A key part of the MediaOne strategy is to offer telephony service over the new HFC network. Therefore, a telephone switch and associated transport hardware have been co-located at the super headends. The switched telephony, alternative access and multimedia/data services will be transported to and from the distribution hubs via Sonet self-healing networks. Each network ring consists of Sonet intelligent multiplexers linked together in a ring configuration. The inherent route diversity and self-healing capabilities of ring architectures allow uninterrupted services to the customer in the event of a fiber failure in the backbone ring.

Additional distribution rings provide a dual homing configuration from MediaOne headends to interexchange carriers (IXCs) and local serving offices (LSOs), as well as business customers.

The zoning concept

As described above, the super headends provide 66 common channels to all subscribers. Additionally, each headend provides 28 channels to five zones served by each headend, for a total of 140 additional channels per headend. Figure 2 depicts the channel lineup and the combining for each headend.

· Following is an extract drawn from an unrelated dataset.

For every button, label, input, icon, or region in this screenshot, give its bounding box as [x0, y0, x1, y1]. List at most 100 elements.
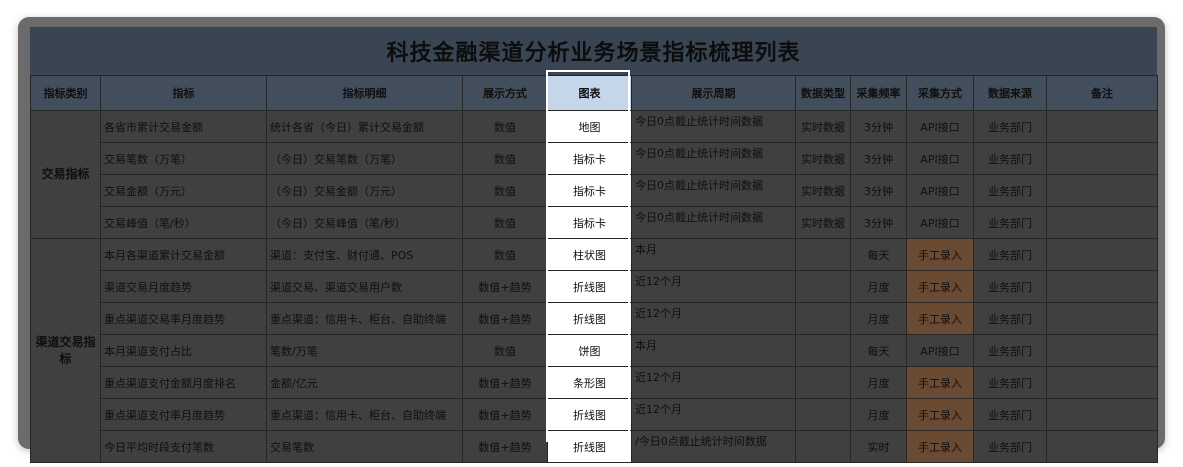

A view of racks and racks of equipment provides some perspective on the sheer size of the super headend.

By zoning video distribution from a super headend, an operator can cost-effectively provide targeted programming to smaller subscriber pockets while retaining the efficiency of one headend location. Customer service is enhanced by providing truly local PEG (public, education and government) channels, and advertising revenue potential is increased many times by offering targeted audiences for both local and regional advertisers. Presently, MediaOne generates more than $30 per sub per year in advertising revenue. With the cost of digital ad insertion gear at less than $10,000 per channel, payback periods are expected to often run less than 24 months.

In summary, as product and service options available to customers continue to increase, retaining them will remain an ongoing challenge for cable operators. Meeting this challenge will require network investments to ensure reliability, quality and efficiency. The headend is becoming a more complex and critical piece of the network that can have significant impact on each of these parameters. A headend rebuild can offer the cable operator a competitive advantage, and investing in the headend can yield some of the best performance per dollar.

At the same time, headend rebuilds offer operators an opportunity to set up a zoning strategy to improve customer service and boost ad revenue.